Quest. XXXII. Doth baptism as such enter the baptized into the universal church, or into a particular church, or both? And is baptism the particular church covenant as such?

Answ. 1. Baptism as such doth enter us into the universal church, and into it alone; and is no particular church covenant, but the solemnizing of the great christian covenant of grace, between God, and a believer and his seed.

For, (1.) There is not essentially any mention of a particular church in it.

(2.) A man may be baptized by a general unfixed minister, who is not the pastor of any particular church:273 and he may be baptized in solitude, where there is no particular church. The eunuch, Acts viii. was not baptized into any particular church.

(3.) Baptism doth but make us christians, but a man may be a christian who is no member of any particular church.

(4.) Otherwise baptism should oblige us necessarily to a man, and be a covenant between the baptized and the pastor and church into which he is baptized: but it is only our covenant with Christ.

(5.) We may frequently change our particular church relation, without being baptized again. But we never change our relation to the church which we are baptized into, unless by apostasy.

2. Yet the same person at the same time that he is baptized may be entered into the universal church, and into a particular; and ordinarily it ought to be so where it can be had.

3. And the covenant which we make in baptism with Christ, doth oblige us to obey him, and consequently to use his instituted means, and so to hear his ministers, and hold due communion with his churches.

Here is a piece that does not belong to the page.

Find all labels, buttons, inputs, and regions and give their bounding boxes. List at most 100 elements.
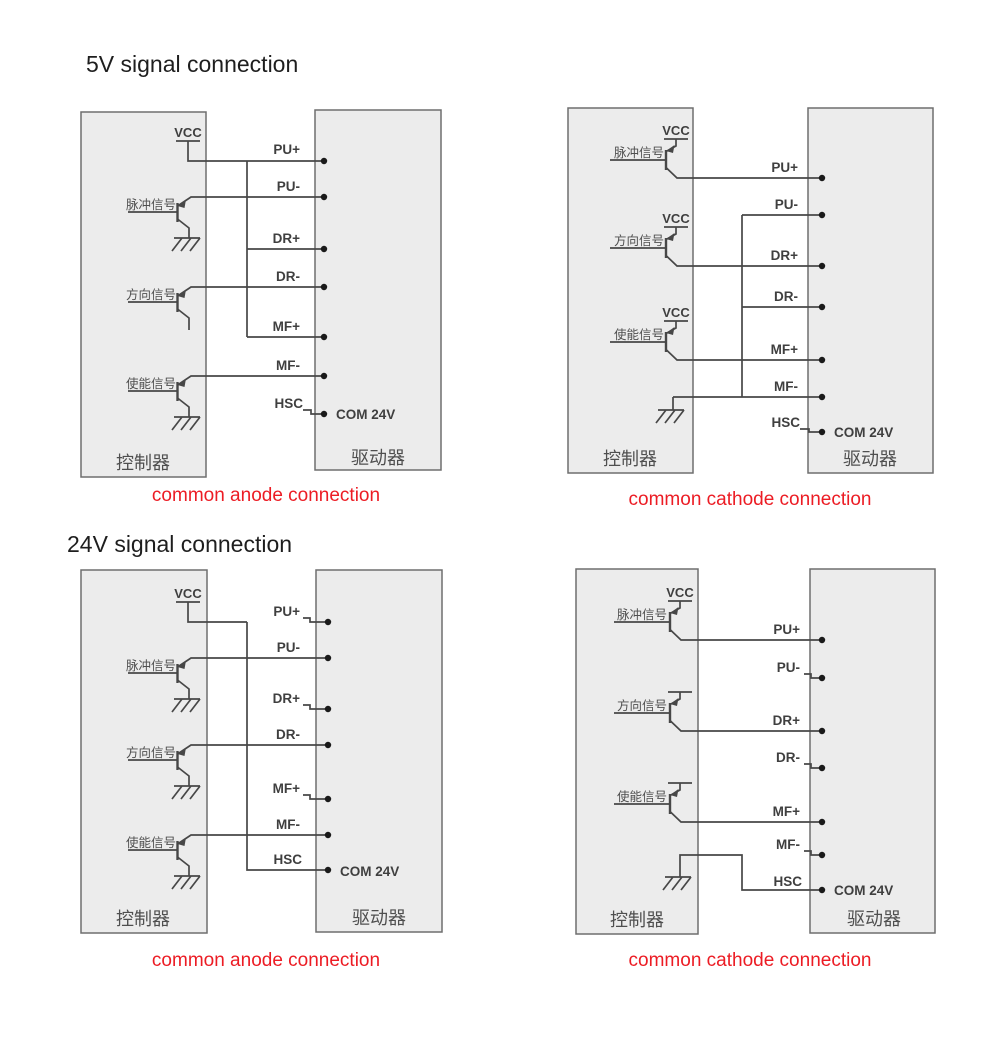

4. But this doth no more enter us into a particular church, than into a particular family. For we as well oblige ourselves to obey him in family relations as in church relations.

5. When the baptized therefore is at once entered into the universal and particular church, it is done by a double consent to the double relation. By baptism he professeth his consent to be a member of Christ and his universal church; and additionally he consenteth to be guided by that particular pastor in that particular church; which is another covenant or consent.

Quest. XXXIII. Whether infants should be baptized, I have answered long ago in a treatise on that subject. Also what infants should be baptized? and who have right to sacraments? and whether hypocrites are univocally or equivocally christians and church members? I have resolved in my "Disput. of Right to Sacraments."Quest. XXXIV. Whether an unbaptized person who yet maketh a public profession of christianity, be a member of the visible church? And so of the infants of believers unbaptized

Answ. 1. Such persons have a certain imperfect, irregular kind of profession, and so of membership; their visibility or visible christianity is not such as Christ hath appointed. As those that are married, but not by legal celebration, and as those that in cases of necessity are ministers without ordination; so are such christians as Constantine and many of old without baptism.

2. Such persons ordinarily are not to be admitted to the rights and communion of the visible church, because we must know Christ's sheep by his own mark; but yet they are so far visible christians, as that we may be persuaded nevertheless of their salvation. As to visible communion, they have but a remote and incomplete jus ad rem, and no jus ad re, or legal investiture and possession.